The elevator arrived at our floor and we all began walking down the long, long hall.  My new green bracelet friend asked if I wanted to sit down, and when I said I was okay to walk she put her arm around me and walked beside me.  (I swear, I was so touched I almost cried.)  Her sister seemed to delight in telling me how crabby my new friend gets when she is low - something I completely understand.  We all laughed about being crabby because of a low and being crabby just because we all sometimes get crabby!  We came upon a “Hydration / Low Station” and my green bracelet friend suggested I have some water.  She poured a cup and I poured a cup, and then was surprised as she handed  her cup to me and explained that she had poured it for me and she wanted me to drink it.  Then she reached into the bowl of glucose tab packets and said “Here, take these too”.  I told her the sign said to please only take them if I needed them, and I had already treated my low with Starbursts, and she wisely responded “Your blood sugar was 41, that means you need them so please take them”.  So I thanked her again and did.

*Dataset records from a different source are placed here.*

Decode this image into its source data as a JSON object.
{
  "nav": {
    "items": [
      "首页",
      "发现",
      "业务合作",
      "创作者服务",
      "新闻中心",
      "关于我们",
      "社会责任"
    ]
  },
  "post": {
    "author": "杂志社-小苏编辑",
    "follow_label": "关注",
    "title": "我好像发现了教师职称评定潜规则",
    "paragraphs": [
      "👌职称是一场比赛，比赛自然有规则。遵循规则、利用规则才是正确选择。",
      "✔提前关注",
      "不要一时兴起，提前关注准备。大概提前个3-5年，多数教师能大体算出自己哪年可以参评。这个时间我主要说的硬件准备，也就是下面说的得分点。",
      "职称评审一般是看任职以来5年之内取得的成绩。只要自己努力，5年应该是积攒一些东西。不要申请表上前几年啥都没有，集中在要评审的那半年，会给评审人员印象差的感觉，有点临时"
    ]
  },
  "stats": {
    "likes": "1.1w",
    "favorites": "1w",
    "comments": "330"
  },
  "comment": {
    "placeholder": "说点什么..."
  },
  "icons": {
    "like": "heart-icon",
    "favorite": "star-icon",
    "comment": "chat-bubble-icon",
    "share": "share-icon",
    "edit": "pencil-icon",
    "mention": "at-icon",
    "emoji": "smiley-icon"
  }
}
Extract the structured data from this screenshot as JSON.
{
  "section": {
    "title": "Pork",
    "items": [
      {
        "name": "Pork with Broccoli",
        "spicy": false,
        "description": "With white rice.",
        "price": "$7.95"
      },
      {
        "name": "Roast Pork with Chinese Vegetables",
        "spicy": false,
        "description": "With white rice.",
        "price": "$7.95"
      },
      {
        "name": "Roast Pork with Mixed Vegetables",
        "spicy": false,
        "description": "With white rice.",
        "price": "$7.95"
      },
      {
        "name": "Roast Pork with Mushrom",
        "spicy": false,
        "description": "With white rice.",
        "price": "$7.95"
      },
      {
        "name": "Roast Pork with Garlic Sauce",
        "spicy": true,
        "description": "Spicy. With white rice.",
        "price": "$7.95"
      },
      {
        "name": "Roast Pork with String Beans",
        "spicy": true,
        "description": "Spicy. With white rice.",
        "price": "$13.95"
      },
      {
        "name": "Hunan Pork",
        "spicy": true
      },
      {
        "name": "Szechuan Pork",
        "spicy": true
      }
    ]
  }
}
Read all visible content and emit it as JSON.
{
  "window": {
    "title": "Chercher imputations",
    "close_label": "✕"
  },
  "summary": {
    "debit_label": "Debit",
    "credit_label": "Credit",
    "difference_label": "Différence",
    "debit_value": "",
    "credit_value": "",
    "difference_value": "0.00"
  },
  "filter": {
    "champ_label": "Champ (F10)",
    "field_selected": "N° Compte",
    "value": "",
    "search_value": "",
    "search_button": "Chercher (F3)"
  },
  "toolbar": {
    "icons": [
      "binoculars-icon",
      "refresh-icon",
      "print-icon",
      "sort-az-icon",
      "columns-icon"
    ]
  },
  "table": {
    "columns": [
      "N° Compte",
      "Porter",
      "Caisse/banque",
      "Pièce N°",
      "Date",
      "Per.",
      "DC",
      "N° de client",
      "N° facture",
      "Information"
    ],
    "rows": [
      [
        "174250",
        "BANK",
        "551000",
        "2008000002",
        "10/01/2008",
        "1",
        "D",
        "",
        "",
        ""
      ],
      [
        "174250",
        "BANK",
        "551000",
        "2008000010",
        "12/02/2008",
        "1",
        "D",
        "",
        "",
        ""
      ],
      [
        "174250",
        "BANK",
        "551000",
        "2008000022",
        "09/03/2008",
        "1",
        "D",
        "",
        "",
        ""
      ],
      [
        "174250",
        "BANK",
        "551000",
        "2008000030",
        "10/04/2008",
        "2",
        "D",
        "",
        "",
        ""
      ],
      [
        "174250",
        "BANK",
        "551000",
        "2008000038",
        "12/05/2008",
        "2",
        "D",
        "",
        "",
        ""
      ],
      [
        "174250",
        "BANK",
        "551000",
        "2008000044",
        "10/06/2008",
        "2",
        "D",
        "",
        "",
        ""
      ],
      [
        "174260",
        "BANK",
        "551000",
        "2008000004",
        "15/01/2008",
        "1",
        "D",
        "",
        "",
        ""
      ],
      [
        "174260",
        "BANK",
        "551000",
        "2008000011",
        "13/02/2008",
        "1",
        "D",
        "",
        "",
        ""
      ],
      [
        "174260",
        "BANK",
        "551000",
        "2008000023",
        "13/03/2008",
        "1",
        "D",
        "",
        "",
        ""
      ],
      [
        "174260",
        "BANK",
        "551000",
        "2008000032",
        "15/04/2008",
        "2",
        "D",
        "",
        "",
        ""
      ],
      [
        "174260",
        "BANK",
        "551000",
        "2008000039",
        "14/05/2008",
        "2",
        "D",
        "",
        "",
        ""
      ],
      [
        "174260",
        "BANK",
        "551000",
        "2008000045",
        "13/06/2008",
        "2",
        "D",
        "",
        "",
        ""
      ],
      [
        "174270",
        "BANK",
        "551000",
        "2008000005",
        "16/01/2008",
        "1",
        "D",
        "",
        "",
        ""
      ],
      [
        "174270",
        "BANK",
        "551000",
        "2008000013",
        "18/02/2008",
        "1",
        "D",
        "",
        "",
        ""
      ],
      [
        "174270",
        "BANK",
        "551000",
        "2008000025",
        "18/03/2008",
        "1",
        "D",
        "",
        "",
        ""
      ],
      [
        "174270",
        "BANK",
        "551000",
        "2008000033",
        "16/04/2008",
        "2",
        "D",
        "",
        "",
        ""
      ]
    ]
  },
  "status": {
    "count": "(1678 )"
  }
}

By then it was time for Pete and I to head to registration and for them to head to the pool.  The mom and Pete snapped pictures, complete with my two cups of water and emergency packet of orange Dex4s.  I have never in my life felt such kindness and compassion from a complete stranger, let alone one that looked to be less than 10 years old.  The minute I heard the excitement in her voice upon realizing I had diabetes too, I knew without a doubt in my mind she was going to have an amazing experience at Friends for Life.  And I know she is going to have an amazing life.  I wish I had run into them again before the conference ended, but unfortunately our paths didn’t cross after that first night.  But I will always be thankful for the chance to meet this family.  And I will always remember how one small girl with a green bracelet drove the entire point of Friends for Life 2012 home to me during my very first moments there.